I think Fallows gets excessively teary-eyed when talking about “real Americans” in the heartland, and has missed the unifying mood of the country.
Arthur Moss
Wilmington, Del.

As an admirer of James Fallows, I think everything he says in “Despair and Hope in the Age of Trump” rings true, but in my view the things he left out are more significant. To James Comey, the Russians, and the relentless poll-watching that declared Hillary Clinton a done deal, add the national press coverage of Clinton’s non-scandals versus Trump’s real ones. What this election shows us is not just the breakdown of norms in flyover country, but in the institutions we depend on to perpetuate the norms in the upper echelons of Washington and New York.
Margot Ammidown
Asheville, N.C.

Edmon De Haro

Fear of a Female President

In October, Peter Beinart examined the “gender backlash” against Hillary Clinton, arguing, from a sociological and psychological standpoint, that “the Americans who dislike her most are those who most fear emasculation.”

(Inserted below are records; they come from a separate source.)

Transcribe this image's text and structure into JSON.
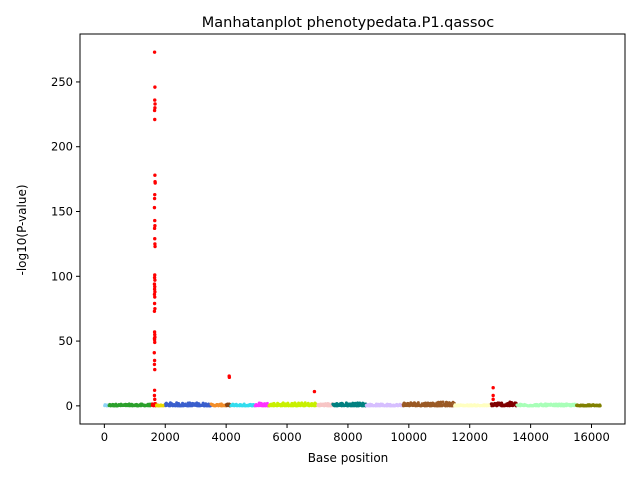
{
  "chart_data": {
    "type": "scatter",
    "title": "Manhatanplot phenotypedata.P1.qassoc",
    "xlabel": "Base position",
    "ylabel": "-log10(P-value)",
    "xlim": [
      -800,
      17100
    ],
    "ylim": [
      -14,
      287
    ],
    "x_ticks": [
      0,
      2000,
      4000,
      6000,
      8000,
      10000,
      12000,
      14000,
      16000
    ],
    "y_ticks": [
      0,
      50,
      100,
      150,
      200,
      250
    ],
    "grid": false,
    "legend": "none",
    "segments": [
      {
        "range": [
          0,
          150
        ],
        "color": "#8fd3f5",
        "low_max": 1.0
      },
      {
        "range": [
          150,
          1560
        ],
        "color": "#2ca02c",
        "low_max": 1.5
      },
      {
        "range": [
          1560,
          1700
        ],
        "color": "#ff0000",
        "low_max": 2.0
      },
      {
        "range": [
          1700,
          2000
        ],
        "color": "#e8d800",
        "low_max": 1.0
      },
      {
        "range": [
          2000,
          3500
        ],
        "color": "#3a5fcd",
        "low_max": 2.5
      },
      {
        "range": [
          3500,
          4000
        ],
        "color": "#f28e2b",
        "low_max": 1.5
      },
      {
        "range": [
          4000,
          4150
        ],
        "color": "#8b4513",
        "low_max": 1.5
      },
      {
        "range": [
          4150,
          4950
        ],
        "color": "#33ddee",
        "low_max": 1.5
      },
      {
        "range": [
          4950,
          5400
        ],
        "color": "#ff33ff",
        "low_max": 2.5
      },
      {
        "range": [
          5400,
          7000
        ],
        "color": "#c8f000",
        "low_max": 2.5
      },
      {
        "range": [
          7000,
          7500
        ],
        "color": "#f7c5c5",
        "low_max": 2.0
      },
      {
        "range": [
          7500,
          8600
        ],
        "color": "#008080",
        "low_max": 2.5
      },
      {
        "range": [
          8600,
          9800
        ],
        "color": "#d6bfff",
        "low_max": 1.5
      },
      {
        "range": [
          9800,
          11500
        ],
        "color": "#9b5a25",
        "low_max": 3.0
      },
      {
        "range": [
          11500,
          12700
        ],
        "color": "#ffffc0",
        "low_max": 1.0
      },
      {
        "range": [
          12700,
          13550
        ],
        "color": "#800000",
        "low_max": 3.0
      },
      {
        "range": [
          13550,
          15500
        ],
        "color": "#a8ffb8",
        "low_max": 1.5
      },
      {
        "range": [
          15500,
          16300
        ],
        "color": "#808000",
        "low_max": 1.0
      }
    ],
    "highlight_points": [
      {
        "x": 1650,
        "y": 273
      },
      {
        "x": 1660,
        "y": 246
      },
      {
        "x": 1655,
        "y": 236
      },
      {
        "x": 1665,
        "y": 233
      },
      {
        "x": 1660,
        "y": 230
      },
      {
        "x": 1650,
        "y": 228
      },
      {
        "x": 1655,
        "y": 221
      },
      {
        "x": 1660,
        "y": 178
      },
      {
        "x": 1665,
        "y": 173
      },
      {
        "x": 1670,
        "y": 172
      },
      {
        "x": 1655,
        "y": 163
      },
      {
        "x": 1650,
        "y": 160
      },
      {
        "x": 1645,
        "y": 153
      },
      {
        "x": 1655,
        "y": 143
      },
      {
        "x": 1660,
        "y": 139
      },
      {
        "x": 1650,
        "y": 137
      },
      {
        "x": 1655,
        "y": 129
      },
      {
        "x": 1660,
        "y": 125
      },
      {
        "x": 1665,
        "y": 123
      },
      {
        "x": 1655,
        "y": 101
      },
      {
        "x": 1650,
        "y": 99
      },
      {
        "x": 1660,
        "y": 97
      },
      {
        "x": 1645,
        "y": 94
      },
      {
        "x": 1655,
        "y": 92
      },
      {
        "x": 1650,
        "y": 90
      },
      {
        "x": 1660,
        "y": 88
      },
      {
        "x": 1645,
        "y": 86
      },
      {
        "x": 1655,
        "y": 84
      },
      {
        "x": 1650,
        "y": 79
      },
      {
        "x": 1660,
        "y": 75
      },
      {
        "x": 1645,
        "y": 73
      },
      {
        "x": 1650,
        "y": 57
      },
      {
        "x": 1655,
        "y": 55
      },
      {
        "x": 1660,
        "y": 53
      },
      {
        "x": 1645,
        "y": 52
      },
      {
        "x": 1650,
        "y": 51
      },
      {
        "x": 1655,
        "y": 49
      },
      {
        "x": 1640,
        "y": 41
      },
      {
        "x": 1650,
        "y": 35
      },
      {
        "x": 1645,
        "y": 32
      },
      {
        "x": 1655,
        "y": 28
      },
      {
        "x": 1650,
        "y": 12
      },
      {
        "x": 1645,
        "y": 8
      },
      {
        "x": 1655,
        "y": 5
      },
      {
        "x": 4100,
        "y": 23
      },
      {
        "x": 4105,
        "y": 22
      },
      {
        "x": 6900,
        "y": 11
      },
      {
        "x": 12770,
        "y": 14
      },
      {
        "x": 12770,
        "y": 8
      },
      {
        "x": 12770,
        "y": 5
      }
    ]
  }
}
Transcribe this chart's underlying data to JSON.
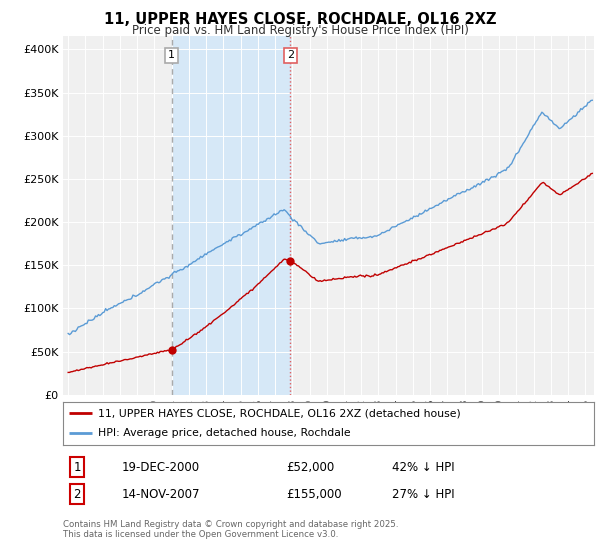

Peter Beinart did not identify correctly the root cause of the attacks on Hillary Clinton. She was attacked because she is a Democrat, pure and simple. In 2008, if Condoleezza Rice had run for president, she might very well have won the Republican primary race. In a contest with Barack Obama, she might have won the presidency. As a nominee and as a president, Rice would have had the full support of Fox News and its thuggish commentators; they would not have generated sexist, or racist, attacks against the Republican torchbearer.
I live in a very right-wing, rural community. In August 2008, one of our right-wingers put up an eight-by-four plywood sign on a highway on which he painted palin for vice president. In November 2008, he crossed out the word vice.
I contend that if a right-wing nutcase was all in favor of a female president in 2008, then we may safely assume that the glass ceiling had been broken well and good by that time, and that we are now free to focus on policy and principles, rather than on identity politics.
Sallie Skakel
Goldendale, Wash.


The most-read magazine stories from 2016 on

1. The Obama Doctrine

Jeffrey Goldberg (April)

2. The Mind of Donald Trump

Dan P. McAdams (June)

3. My Secret Shame

Neal Gabler (May)

4. The Case for Hillary Clinton—And Against Donald Trump

The Editors (November)

5. What’s Ailing American Politics?

Jonathan Rauch (July/August)

The Big Question: Who is the worst leader of all time?

(On, readers answered January/February’s Big Question and voted on one another’s responses. Here are the top vote-getters.)

5. Neville Chamberlain: “Peace for our time” led to World War II and millions of civilian and military casualties.

— Gerald Bazer

4. Nicholas II, the last emperor of Russia, took a reasonably functioning country and left it vulnerable to radical revolutionaries. He lost the war with Japan and was losing his side of World War I. His misjudgment allowed Rasputin to become influential. That was a huge mistake.

— Ahmad Alsaleh

3. Few can compare to the enigmatic Napoléon Bonaparte, whose grandiose, ambitious foreign policies and epic military blunders ultimately led to the collapse of the first French empire.

— Dan Fredricks

2. Adolf Hitler was evil; George W. Bush’s policies produced evil results.

— Bill Turney

1. Adolf Hitler was the worst leader in history. He provoked World War II, which was the greatest and most destructive event in history. He caused the most deaths by war ever, and unprecedented suffering. His political philosophy was the most bigoted and violent over the widest expanse of space and people.